Peki nelerdi acaba Berrak’ın kendinde memnun olmadığı şeyler? Tam da yeni yıl arifesinde hangi değişikliklerden söz ediyor?
“Kısaca yıllar geçip büyümeye başlayınca erken yaşlardaki bakış açımın artık bana hizmet etmediğini fark ettim. Başka bir aşamaya geçmeliydim. Bu da değişim gerektiriyor. Tercih meselesi tabii. Bunu istemeyenler de olabilir. Ben değişimi seçtim.”
Değişim derken söz ettiği tamamen bakış açısıyla ilgili. Bakış açısı değişince kariyer de, özel hayat da kısacası her şey değişiyor elbette: “Sahip olduğumuz şeyleri fark ettiğimiz, onlardan keyif almaya başladığımız anda onlar artık bizi kontrol edemiyor, parmağında oynatamıyor.
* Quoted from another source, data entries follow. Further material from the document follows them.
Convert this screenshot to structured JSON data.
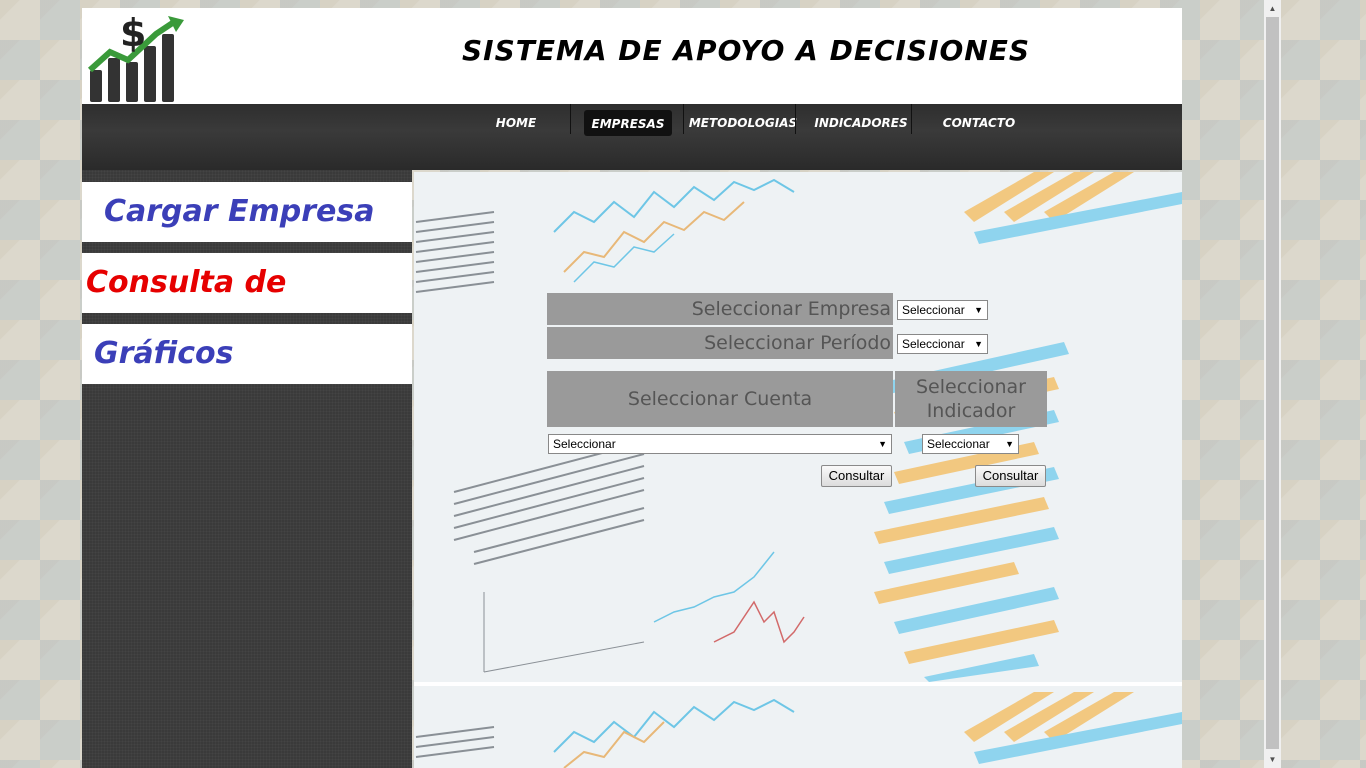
{
  "header": {
    "title": "SISTEMA DE APOYO A DECISIONES",
    "logo_icon": "dollar-chart-logo-icon"
  },
  "nav": {
    "items": [
      {
        "label": "HOME"
      },
      {
        "label": "EMPRESAS"
      },
      {
        "label": "METODOLOGIAS"
      },
      {
        "label": "INDICADORES"
      },
      {
        "label": "CONTACTO"
      }
    ],
    "active": "EMPRESAS"
  },
  "sidebar": {
    "items": [
      {
        "label": "Cargar Empresa",
        "color": "#3b3fb8"
      },
      {
        "label": "Consulta de Valores",
        "color": "#e60000"
      },
      {
        "label": "Gráficos",
        "color": "#3b3fb8"
      }
    ]
  },
  "form": {
    "empresa_label": "Seleccionar Empresa",
    "empresa_select": "Seleccionar",
    "periodo_label": "Seleccionar Período",
    "periodo_select": "Seleccionar",
    "cuenta_label": "Seleccionar Cuenta",
    "indicador_label": "Seleccionar Indicador",
    "cuenta_select": "Seleccionar",
    "indicador_select": "Seleccionar",
    "consultar_cuenta": "Consultar",
    "consultar_indicador": "Consultar"
  },
  "colors": {
    "label_box": "#9a9a9a",
    "nav_bg": "#2e2e2e"
  }
}
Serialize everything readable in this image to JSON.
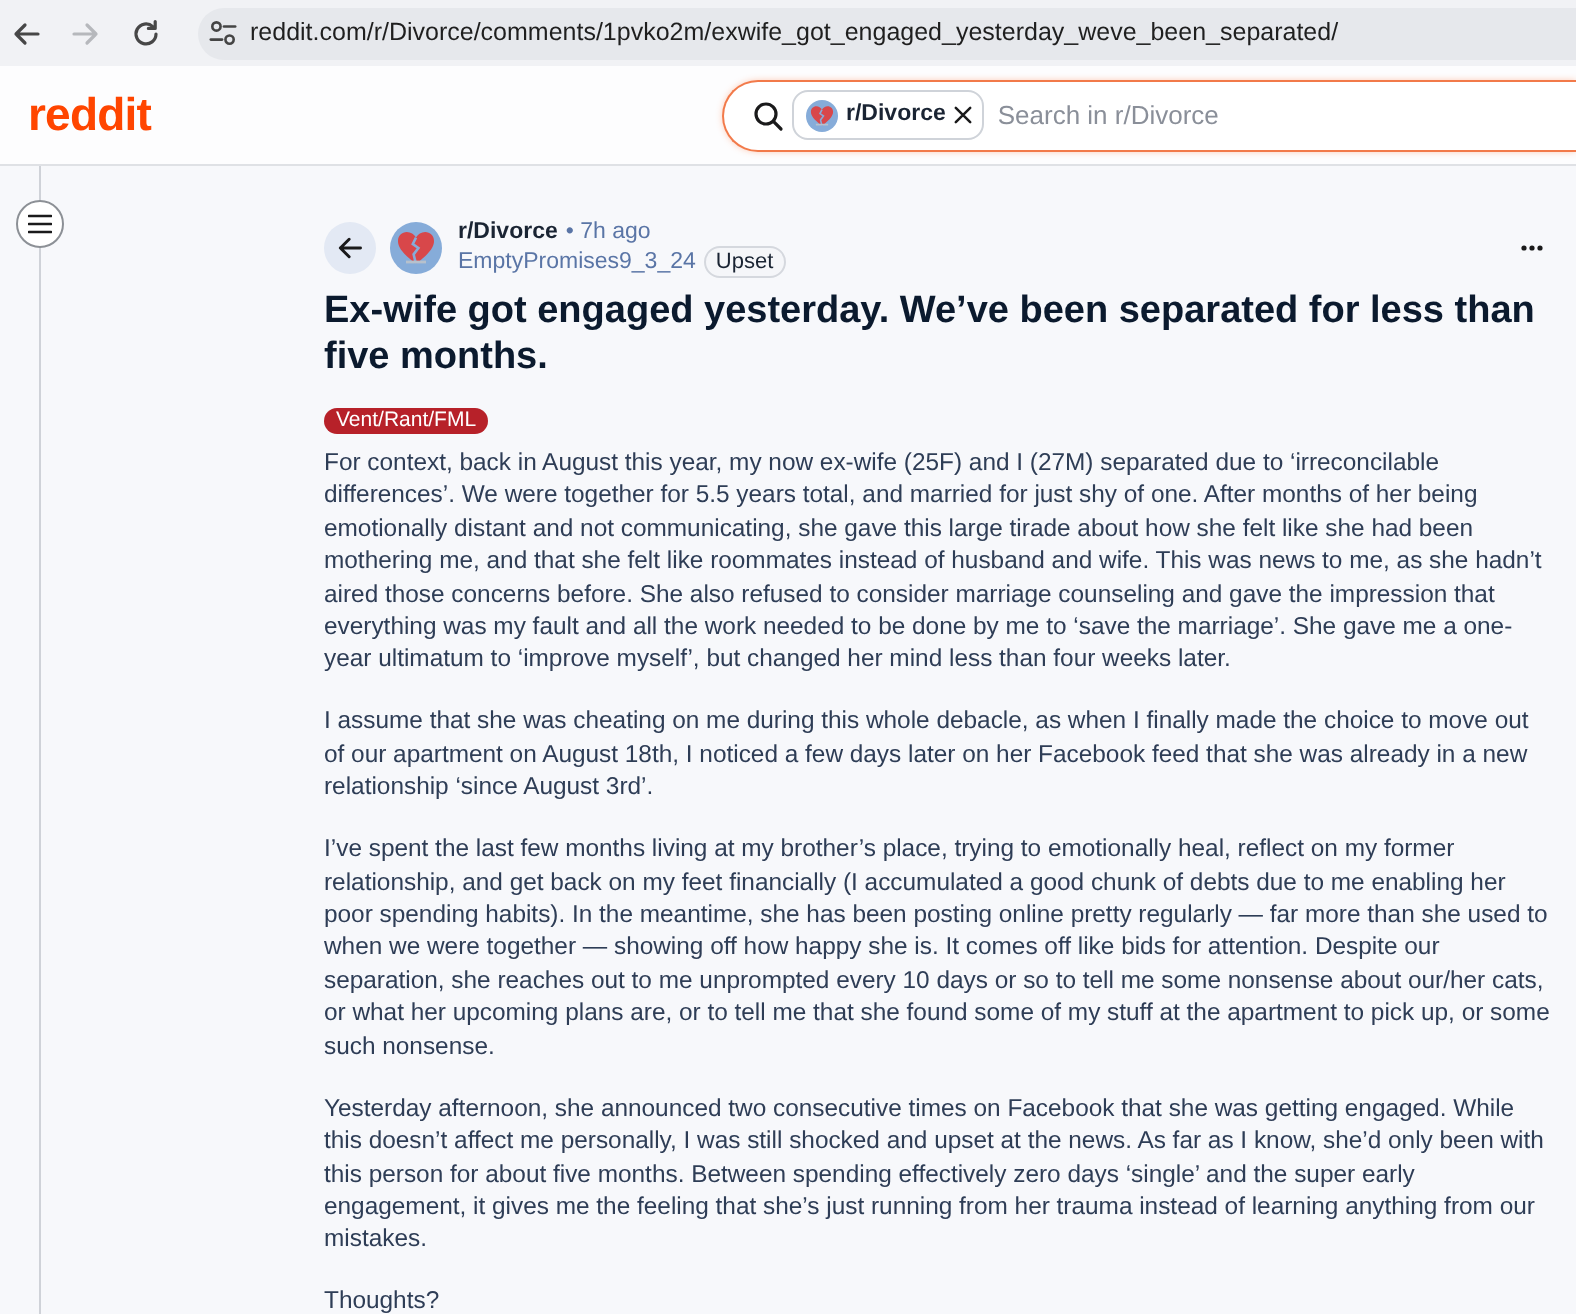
{
  "browser": {
    "buttons": [
      {
        "kind": "back",
        "disabled": false
      },
      {
        "kind": "forward",
        "disabled": true
      },
      {
        "kind": "reload",
        "disabled": false
      }
    ],
    "url": "reddit.com/r/Divorce/comments/1pvko2m/exwife_got_engaged_yesterday_weve_been_separated/"
  },
  "header": {
    "logo": "reddit",
    "search": {
      "scope": "r/Divorce",
      "placeholder": "Search in r/Divorce"
    }
  },
  "post": {
    "subreddit": "r/Divorce",
    "time": "• 7h ago",
    "author": "EmptyPromises9_3_24",
    "user_flair": "Upset",
    "title": "Ex-wife got engaged yesterday. We’ve been separated for less than five months.",
    "flair": "Vent/Rant/FML",
    "paragraphs": [
      "For context, back in August this year, my now ex-wife (25F) and I (27M) separated due to ‘irreconcilable differences’. We were together for 5.5 years total, and married for just shy of one. After months of her being emotionally distant and not communicating, she gave this large tirade about how she felt like she had been mothering me, and that she felt like roommates instead of husband and wife. This was news to me, as she hadn’t aired those concerns before. She also refused to consider marriage counseling and gave the impression that everything was my fault and all the work needed to be done by me to ‘save the marriage’. She gave me a one-year ultimatum to ‘improve myself’, but changed her mind less than four weeks later.",
      "I assume that she was cheating on me during this whole debacle, as when I finally made the choice to move out of our apartment on August 18th, I noticed a few days later on her Facebook feed that she was already in a new relationship ‘since August 3rd’.",
      "I’ve spent the last few months living at my brother’s place, trying to emotionally heal, reflect on my former relationship, and get back on my feet financially (I accumulated a good chunk of debts due to me enabling her poor spending habits). In the meantime, she has been posting online pretty regularly — far more than she used to when we were together — showing off how happy she is. It comes off like bids for attention. Despite our separation, she reaches out to me unprompted every 10 days or so to tell me some nonsense about our/her cats, or what her upcoming plans are, or to tell me that she found some of my stuff at the apartment to pick up, or some such nonsense.",
      "Yesterday afternoon, she announced two consecutive times on Facebook that she was getting engaged. While this doesn’t affect me personally, I was still shocked and upset at the news. As far as I know, she’d only been with this person for about five months. Between spending effectively zero days ‘single’ and the super early engagement, it gives me the feeling that she’s just running from her trauma instead of learning anything from our mistakes.",
      "Thoughts?"
    ]
  }
}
Aksine biz onlara hükmediyoruz. O zaman da hayat daha keyifli oluyor. Öbür türlü insan bir oraya bir buraya savrulup durabiliyor.”
SPORUN ÜZERİMDE MEDİTATİF ETKİSİ VAR
Bu ara Berrak Tüzünataç’ı televizyonda görmüyoruz. O da hayatındaki bu sakin dönemi spor yaparak değerlendiriyor. Giydiği gece kıyafetlerinin üzerinde duruşu da emeğinin karşılığını fazlasıyla aldığını gösteriyor. “Sporun fiziksel katkısı elbette mutlu ediyor ama bir de meditatif bir yanı var. Kendine vakit ayırıyorsun, anı yakalıyorsun. Bana iyi geliyor” derken yerinde duramıyor.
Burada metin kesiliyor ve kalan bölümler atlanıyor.